If this alert isn’t actionable, noisy, or was raised too late you might want to tune it.

Through the component parameters you have the option modify the alert threshold factor, change for how long it needs to be firing until you are alerted, or disable it outright. In the example below will adapt the rule to only alert after four hours and change the threshold factor to 0.7.

capacityAlerts:
  groups:
    MemoryCapacity:
      rules:
        ClusterMemoryUsageHigh:
          enabled: true
          for: 4h
          expr:
            factor: 0.7

Alert Rule: SYN_ExpectClusterMemoryUsageHigh

Overview

This alert indicates that the total memory utilization over all worker nodes may become high over the next days. By default, this alert will fire if we expect the amount of unused memory to be less than the memory capacity of the largest worker node in three days.

If you receive this alert, the cluster might soon not be able to keep all workloads running in case of a worker node failure. After verifying the memory utilization growth, you should consider adding more memory capacity in the next days.

Investigate

  • Look at the source of this alert in Prometheus

    • Does the prediction look realistic?

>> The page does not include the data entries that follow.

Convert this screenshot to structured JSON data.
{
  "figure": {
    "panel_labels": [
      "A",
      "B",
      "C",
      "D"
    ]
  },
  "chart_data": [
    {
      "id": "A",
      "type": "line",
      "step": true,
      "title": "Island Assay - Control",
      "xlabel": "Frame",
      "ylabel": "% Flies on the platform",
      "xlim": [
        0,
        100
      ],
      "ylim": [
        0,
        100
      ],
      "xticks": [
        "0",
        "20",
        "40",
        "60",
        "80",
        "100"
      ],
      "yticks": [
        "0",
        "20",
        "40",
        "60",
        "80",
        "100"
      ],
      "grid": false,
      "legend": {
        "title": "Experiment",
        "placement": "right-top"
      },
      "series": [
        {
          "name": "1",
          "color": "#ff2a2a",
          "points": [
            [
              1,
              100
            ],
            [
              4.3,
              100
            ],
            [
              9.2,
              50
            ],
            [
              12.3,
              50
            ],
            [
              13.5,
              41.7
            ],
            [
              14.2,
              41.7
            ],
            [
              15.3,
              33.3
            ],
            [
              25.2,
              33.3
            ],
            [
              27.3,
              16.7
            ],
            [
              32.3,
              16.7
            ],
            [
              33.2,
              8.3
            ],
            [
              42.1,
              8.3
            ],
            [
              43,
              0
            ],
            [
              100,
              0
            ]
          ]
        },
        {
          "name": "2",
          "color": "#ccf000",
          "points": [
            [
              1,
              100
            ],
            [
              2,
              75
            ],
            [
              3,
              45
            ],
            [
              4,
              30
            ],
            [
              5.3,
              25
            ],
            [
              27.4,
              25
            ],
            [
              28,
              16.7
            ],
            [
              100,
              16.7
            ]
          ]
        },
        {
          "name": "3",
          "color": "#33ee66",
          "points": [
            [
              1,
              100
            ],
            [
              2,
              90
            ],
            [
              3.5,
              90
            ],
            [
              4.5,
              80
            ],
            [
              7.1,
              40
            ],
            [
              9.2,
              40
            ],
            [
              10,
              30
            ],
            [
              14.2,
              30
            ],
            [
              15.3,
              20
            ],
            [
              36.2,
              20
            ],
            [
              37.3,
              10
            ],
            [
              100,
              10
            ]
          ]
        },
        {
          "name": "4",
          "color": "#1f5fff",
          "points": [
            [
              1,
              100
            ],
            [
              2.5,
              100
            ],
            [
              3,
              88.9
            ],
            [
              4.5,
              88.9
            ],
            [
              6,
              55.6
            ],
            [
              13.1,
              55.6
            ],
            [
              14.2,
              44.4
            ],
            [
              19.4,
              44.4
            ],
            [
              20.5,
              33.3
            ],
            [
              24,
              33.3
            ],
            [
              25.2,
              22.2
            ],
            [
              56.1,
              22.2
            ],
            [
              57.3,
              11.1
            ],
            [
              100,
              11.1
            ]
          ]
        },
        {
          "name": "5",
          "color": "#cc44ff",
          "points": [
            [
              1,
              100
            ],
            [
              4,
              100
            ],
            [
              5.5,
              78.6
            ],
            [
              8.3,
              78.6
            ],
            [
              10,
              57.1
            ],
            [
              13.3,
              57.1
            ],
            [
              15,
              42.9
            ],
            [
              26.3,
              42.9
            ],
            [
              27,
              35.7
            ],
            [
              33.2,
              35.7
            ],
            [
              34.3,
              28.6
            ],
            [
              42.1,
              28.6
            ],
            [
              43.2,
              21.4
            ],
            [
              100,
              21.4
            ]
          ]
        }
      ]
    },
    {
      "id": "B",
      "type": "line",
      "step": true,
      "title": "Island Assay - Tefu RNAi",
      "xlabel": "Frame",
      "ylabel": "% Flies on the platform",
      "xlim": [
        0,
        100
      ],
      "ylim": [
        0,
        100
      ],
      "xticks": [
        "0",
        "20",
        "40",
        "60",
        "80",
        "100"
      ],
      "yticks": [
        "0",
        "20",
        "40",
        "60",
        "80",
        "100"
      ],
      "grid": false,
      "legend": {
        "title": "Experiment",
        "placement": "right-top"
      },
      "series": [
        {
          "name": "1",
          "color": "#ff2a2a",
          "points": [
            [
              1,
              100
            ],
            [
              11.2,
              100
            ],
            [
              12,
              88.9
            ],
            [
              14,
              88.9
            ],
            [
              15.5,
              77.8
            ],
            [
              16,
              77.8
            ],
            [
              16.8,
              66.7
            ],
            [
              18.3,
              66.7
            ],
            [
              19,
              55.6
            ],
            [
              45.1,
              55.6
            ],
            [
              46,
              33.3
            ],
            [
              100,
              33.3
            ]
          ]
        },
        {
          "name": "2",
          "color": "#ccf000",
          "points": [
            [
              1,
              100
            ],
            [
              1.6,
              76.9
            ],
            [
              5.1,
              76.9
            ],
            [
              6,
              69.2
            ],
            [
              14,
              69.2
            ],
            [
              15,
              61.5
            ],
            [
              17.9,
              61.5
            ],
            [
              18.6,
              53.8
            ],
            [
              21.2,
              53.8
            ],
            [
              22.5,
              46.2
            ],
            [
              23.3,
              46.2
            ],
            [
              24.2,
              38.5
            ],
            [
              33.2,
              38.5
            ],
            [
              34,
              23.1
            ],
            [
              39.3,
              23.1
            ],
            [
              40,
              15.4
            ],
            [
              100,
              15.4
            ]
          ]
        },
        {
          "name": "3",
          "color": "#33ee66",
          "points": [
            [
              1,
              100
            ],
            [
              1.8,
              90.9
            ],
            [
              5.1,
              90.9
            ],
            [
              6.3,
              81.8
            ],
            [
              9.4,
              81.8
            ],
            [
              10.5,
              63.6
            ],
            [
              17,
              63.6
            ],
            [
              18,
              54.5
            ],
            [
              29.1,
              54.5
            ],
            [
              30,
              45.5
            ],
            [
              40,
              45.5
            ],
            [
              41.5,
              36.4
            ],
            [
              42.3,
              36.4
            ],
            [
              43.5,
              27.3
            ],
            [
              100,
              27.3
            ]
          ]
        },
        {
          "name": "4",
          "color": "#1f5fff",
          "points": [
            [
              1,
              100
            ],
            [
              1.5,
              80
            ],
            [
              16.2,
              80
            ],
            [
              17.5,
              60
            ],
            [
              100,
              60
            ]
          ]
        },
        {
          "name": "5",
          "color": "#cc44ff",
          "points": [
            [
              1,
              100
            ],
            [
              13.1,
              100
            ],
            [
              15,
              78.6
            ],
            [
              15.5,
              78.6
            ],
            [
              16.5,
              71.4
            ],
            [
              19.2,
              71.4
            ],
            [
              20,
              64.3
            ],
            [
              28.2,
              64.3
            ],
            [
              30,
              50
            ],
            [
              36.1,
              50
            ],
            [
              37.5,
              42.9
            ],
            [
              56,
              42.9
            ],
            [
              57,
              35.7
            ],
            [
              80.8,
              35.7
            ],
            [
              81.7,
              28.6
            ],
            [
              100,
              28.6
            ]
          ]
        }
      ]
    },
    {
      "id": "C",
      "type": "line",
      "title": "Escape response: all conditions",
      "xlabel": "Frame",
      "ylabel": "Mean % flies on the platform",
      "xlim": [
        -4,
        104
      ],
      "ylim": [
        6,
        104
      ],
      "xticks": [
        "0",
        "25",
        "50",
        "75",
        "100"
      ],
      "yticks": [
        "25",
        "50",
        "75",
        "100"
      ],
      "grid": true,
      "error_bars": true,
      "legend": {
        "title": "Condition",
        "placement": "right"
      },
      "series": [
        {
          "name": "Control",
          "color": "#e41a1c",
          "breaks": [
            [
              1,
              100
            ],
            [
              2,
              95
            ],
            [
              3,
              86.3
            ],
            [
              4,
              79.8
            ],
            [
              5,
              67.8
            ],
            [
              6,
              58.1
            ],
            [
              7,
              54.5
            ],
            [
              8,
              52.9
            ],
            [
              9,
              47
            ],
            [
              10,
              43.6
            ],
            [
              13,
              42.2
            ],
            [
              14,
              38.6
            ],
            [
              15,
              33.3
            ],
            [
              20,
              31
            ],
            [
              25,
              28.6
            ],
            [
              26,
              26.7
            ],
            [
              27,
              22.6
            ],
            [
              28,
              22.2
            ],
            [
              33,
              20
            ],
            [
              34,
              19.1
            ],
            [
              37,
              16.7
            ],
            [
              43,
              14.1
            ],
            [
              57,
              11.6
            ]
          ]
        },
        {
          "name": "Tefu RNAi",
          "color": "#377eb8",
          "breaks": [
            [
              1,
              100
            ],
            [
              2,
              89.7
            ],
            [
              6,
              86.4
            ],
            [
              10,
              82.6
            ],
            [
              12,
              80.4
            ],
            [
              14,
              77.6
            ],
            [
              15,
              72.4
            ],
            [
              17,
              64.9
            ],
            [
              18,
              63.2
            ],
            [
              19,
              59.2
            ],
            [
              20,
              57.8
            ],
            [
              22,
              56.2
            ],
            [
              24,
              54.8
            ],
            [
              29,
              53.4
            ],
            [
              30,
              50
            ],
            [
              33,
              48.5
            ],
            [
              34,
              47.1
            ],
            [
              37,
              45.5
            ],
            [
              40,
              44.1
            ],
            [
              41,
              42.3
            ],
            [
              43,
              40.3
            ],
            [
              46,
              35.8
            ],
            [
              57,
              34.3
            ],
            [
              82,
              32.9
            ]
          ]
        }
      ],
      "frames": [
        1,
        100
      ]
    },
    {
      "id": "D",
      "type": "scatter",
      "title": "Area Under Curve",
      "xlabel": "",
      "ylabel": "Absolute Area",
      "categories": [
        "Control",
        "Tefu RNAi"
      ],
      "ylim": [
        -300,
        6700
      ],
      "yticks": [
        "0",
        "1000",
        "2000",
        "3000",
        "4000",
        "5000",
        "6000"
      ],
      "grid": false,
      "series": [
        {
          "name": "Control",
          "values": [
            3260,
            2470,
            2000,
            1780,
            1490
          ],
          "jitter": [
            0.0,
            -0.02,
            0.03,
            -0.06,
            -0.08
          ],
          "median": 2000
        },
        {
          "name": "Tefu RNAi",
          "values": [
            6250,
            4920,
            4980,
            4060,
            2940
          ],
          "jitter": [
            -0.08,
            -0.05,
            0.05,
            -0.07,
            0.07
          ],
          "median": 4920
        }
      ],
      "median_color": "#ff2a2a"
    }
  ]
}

    • Compare it to the graph without the predict_linear

    • If there is any doubt in the prediction, monitor this graph for the next hours or days

  • Check the actual memory usage on each worker node

    kubectl top nodes

    If the number is widely different than the prediction, the alert is probably not actionable.

  • Check if there is a sudden increase in memory usage that indicate that this might be temporary or caused by a misbehaving workload.

  • Add one or more worker nodes or resize existing worker nodes according to the install instructions for your cloud

Tune

If this alert isn’t actionable, noisy, or was raised too late you might want to tune it.

Through the component parameters you have the option tune the alert rule. You can modify the threshold, change for how long it needs to be firing until you are alerted, how far into the future to predict, or disable it outright.

In the example below will adapt the rule so that it will alert if we expect that all memory will be utilized in 5 days, but only if it fired for 12h.

capacityAlerts:
  groups:
    MemoryCapacity:
      rules:
        ExpectClusterMemoryUsageHigh:
          enabled: true
          for: 12h
          expr:
            threshold: '0' (1)
            predict: '5*24*60*60' (2)
1 The threshold can be an arbitrary promql expression
2 How far into the future to predict in seconds